Phases Structure Description
silica
The most commonly used normal phase packing material. For separation of polar compounds in non polar solvents (hexane or heptane).
NH2 or WAX
Amino or AminoPropylSilane (APS).
A good substitute for bare silica or alumina in normal phase chromatography. Most retentive for acidic compounds. Can be used as weak anion exchanger in buffered solutions.

Diol
The diol is use in normal phase chromatography. It is less sensitive to water than silica or amino phases. It is the best choice for normal phase chromatography with mobile phase containing water. It is commonly used for aqueous size-exclusion chromatography.
CN
Cyano, Cyanopropylsilane or nitrile
Cyano packing is used in both normal phase and reversed-phase chromatography. It is less retentive in normal-phase chromatography than silica, amine or diol phases. It is sometimes called a deactivated normal phase sorbent.
C18
RP-18, ODS or Octadecylsilane*
The most commonly used reversed-phase sorbent. Highest retention of non-polar analytes. Also used in ion-pairing chromatography, which finds many applications in biomolecule separation.
C8
RP-8 or Octylsilane
Used in reversed-phase chromatography, less hydrophobic than C18 but permits good separation and faster analysis.
C4
Butyl
Lower retention of non-polar compounds than C18 and C8 but useful in ion-pairing chromatography. Has been used to separate large biomolecules.
C1
Trimethylsilane or TMS
Has the lowest degree of hydrophobicity of all reversed-phase. Useful in the separation of large biomolecules that have extensive hydrophobic regions.
Cyclohexyl
Cyclohexylsilane
Intermediate polarity, hydrophobicity comparable to a C4. The presence of the ring provides additional steric hindrance which will affect the separation.
Phenyl
Reversed-phase useful for separation of aromatics by ?-? interactions conjugated to hydrophobic property.
SCX
Strong Cation exchanger
Stationary phase for ion exchange chromatography, commonly employed for basic organic phase separation. Both phenyl- or propyl- phase can be employed.
SCX-2

WCX
Weak cation exchanger or carboxylic acid
Ion exchange stationary phase useful for analysis and purification of basic proteins and peptides
SAX
Strong anion exchanger, TMACl
Ion exchange stationary phase useful for separation and purification of nucleotides, nucleosides, and organic acids.
Fluorochrom
Reversed-phases for fluorinated and non-fluorinated compounds.
Pentafluorophenyl

Tridecafluoro

*For C18 stationary phase, two different bonding types.
**R groups for unreactive groups in monofunctionalization (CH3) and R groups for active groups in polyfunctionalization (-O-Si).

Silica surface possesses active silanols (Si-OH) which permits the modification of the surface chemistry by grafting silane moities. This property enables the control of the surface polarity useful in separation techniques. In HPLC, two types of silanes are grafted over the surface: monochlorodimethylsilane or trichlorosilane.

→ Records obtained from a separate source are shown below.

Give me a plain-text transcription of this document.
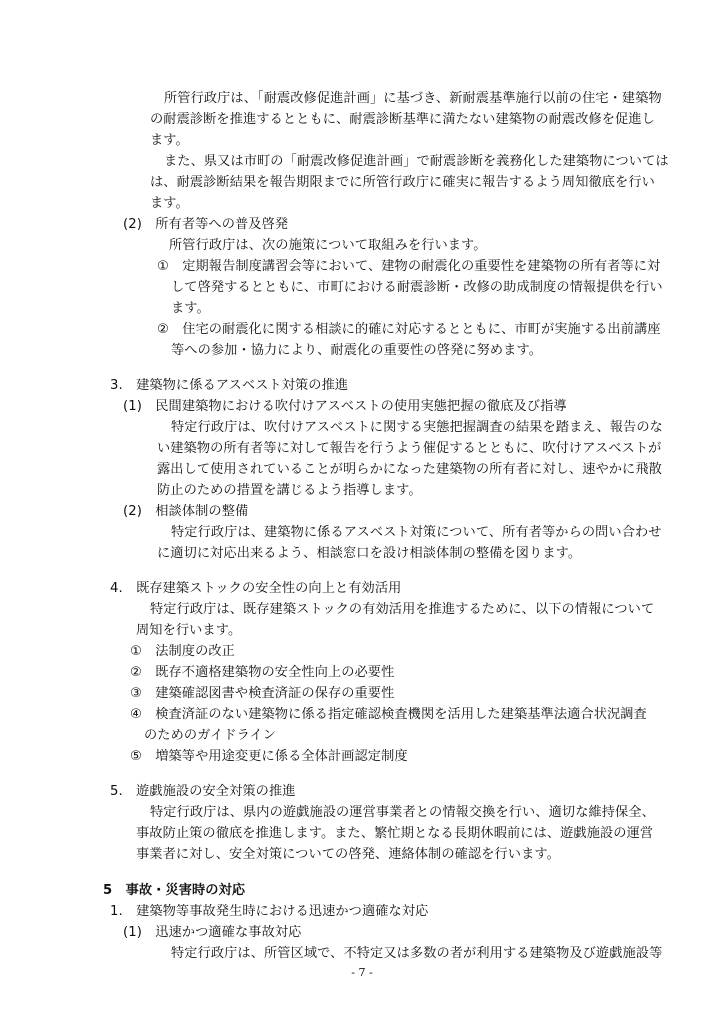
所管行政庁は、「耐震改修促進計画」に基づき、新耐震基準施行以前の住宅・建築物
の耐震診断を推進するとともに、耐震診断基準に満たない建築物の耐震改修を促進し
ます。
また、県又は市町の「耐震改修促進計画」で耐震診断を義務化した建築物については
は、耐震診断結果を報告期限までに所管行政庁に確実に報告するよう周知徹底を行い
ます。
(2)　所有者等への普及啓発
所管行政庁は、次の施策について取組みを行います。
①　定期報告制度講習会等において、建物の耐震化の重要性を建築物の所有者等に対
して啓発するとともに、市町における耐震診断・改修の助成制度の情報提供を行い
ます。
②　住宅の耐震化に関する相談に的確に対応するとともに、市町が実施する出前講座
等への参加・協力により、耐震化の重要性の啓発に努めます。
3.　建築物に係るアスベスト対策の推進
(1)　民間建築物における吹付けアスベストの使用実態把握の徹底及び指導
特定行政庁は、吹付けアスベストに関する実態把握調査の結果を踏まえ、報告のな
い建築物の所有者等に対して報告を行うよう催促するとともに、吹付けアスベストが
露出して使用されていることが明らかになった建築物の所有者に対し、速やかに飛散
防止のための措置を講じるよう指導します。
(2)　相談体制の整備
特定行政庁は、建築物に係るアスベスト対策について、所有者等からの問い合わせ
に適切に対応出来るよう、相談窓口を設け相談体制の整備を図ります。
4.　既存建築ストックの安全性の向上と有効活用
特定行政庁は、既存建築ストックの有効活用を推進するために、以下の情報について
周知を行います。
①　法制度の改正
②　既存不適格建築物の安全性向上の必要性
③　建築確認図書や検査済証の保存の重要性
④　検査済証のない建築物に係る指定確認検査機関を活用した建築基準法適合状況調査
のためのガイドライン
⑤　増築等や用途変更に係る全体計画認定制度
5.　遊戯施設の安全対策の推進
特定行政庁は、県内の遊戯施設の運営事業者との情報交換を行い、適切な維持保全、
事故防止策の徹底を推進します。また、繁忙期となる長期休暇前には、遊戯施設の運営
事業者に対し、安全対策についての啓発、連絡体制の確認を行います。
5　事故・災害時の対応
1.　建築物等事故発生時における迅速かつ適確な対応
(1)　迅速かつ適確な事故対応
特定行政庁は、所管区域で、不特定又は多数の者が利用する建築物及び遊戯施設等
- 7 -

Monomeric functionalization (Mono)
By grafting a monochlorodimethylsilane, only one bond can be formed with the silica surface. This type of grafting is called monomeric. The dimethyl groups help to protect the surface by steric hindrance, which prevents the material from reaching the highest silane density possible. The residual silanol groups are inhibited by the grafting of a small molecule, trimethylsilane Si(CH3)3, this small reagent is called endcapping. Most of our modified silicas are available endcapped or non-endcapped (ne). Even after end-capping, a small portion of the initial silanols is still present, unable to react due to steric hindrance and hence isolated from the mobile phase and analytes present. This product presents a high stability, batch-to-batch reproducibility, and good hydrophobic properties. The fact that the silane possesses only one bond with the surface makes this phase less stable at low pH, which may lead to silane hydrolysis and consequently leaching. For low pH, the polymeric phase is preferred.

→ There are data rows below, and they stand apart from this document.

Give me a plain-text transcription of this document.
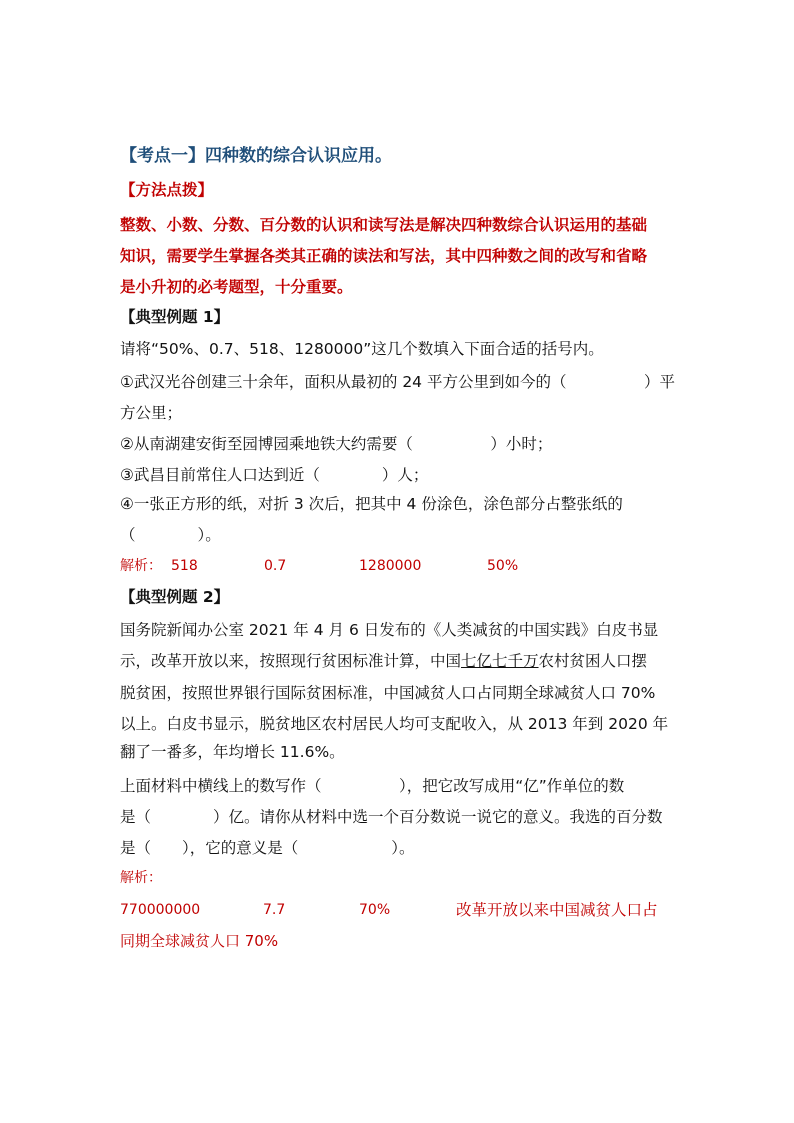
【考点一】四种数的综合认识应用。
【方法点拨】
整数、小数、分数、百分数的认识和读写法是解决四种数综合认识运用的基础
知识，需要学生掌握各类其正确的读法和写法，其中四种数之间的改写和省略
是小升初的必考题型，十分重要。
【典型例题 1】
请将“50%、0.7、518、1280000”这几个数填入下面合适的括号内。
①武汉光谷创建三十余年，面积从最初的 24 平方公里到如今的（　　　　　）平
方公里；
②从南湖建安街至园博园乘地铁大约需要（　　　　　）小时；
③武昌目前常住人口达到近（　　　　）人；
④一张正方形的纸，对折 3 次后，把其中 4 份涂色，涂色部分占整张纸的
（　　　　）。
解析： 518	0.7	1280000	50%
【典型例题 2】
国务院新闻办公室 2021 年 4 月 6 日发布的《人类减贫的中国实践》白皮书显
示，改革开放以来，按照现行贫困标准计算，中国七亿七千万农村贫困人口摆
脱贫困，按照世界银行国际贫困标准，中国减贫人口占同期全球减贫人口 70%
以上。白皮书显示，脱贫地区农村居民人均可支配收入，从 2013 年到 2020 年
翻了一番多，年均增长 11.6%。
上面材料中横线上的数写作（　　　　　），把它改写成用“亿”作单位的数
是（　　　　）亿。请你从材料中选一个百分数说一说它的意义。我选的百分数
是（　　），它的意义是（　　　　　　）。
解析：
770000000	7.7	70%	改革开放以来中国减贫人口占
同期全球减贫人口 70%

Polymeric functionalization (Poly)
By grafting a trichlorosilane, it is possible to form multiple bonds in three-space direction with the surface and also between silane molecules. This grafting method is called polymeric functionalization. The silica surface is more hydrophobic, has greater stability in strong acidic condition (pH2, 3) and has longer lifetime.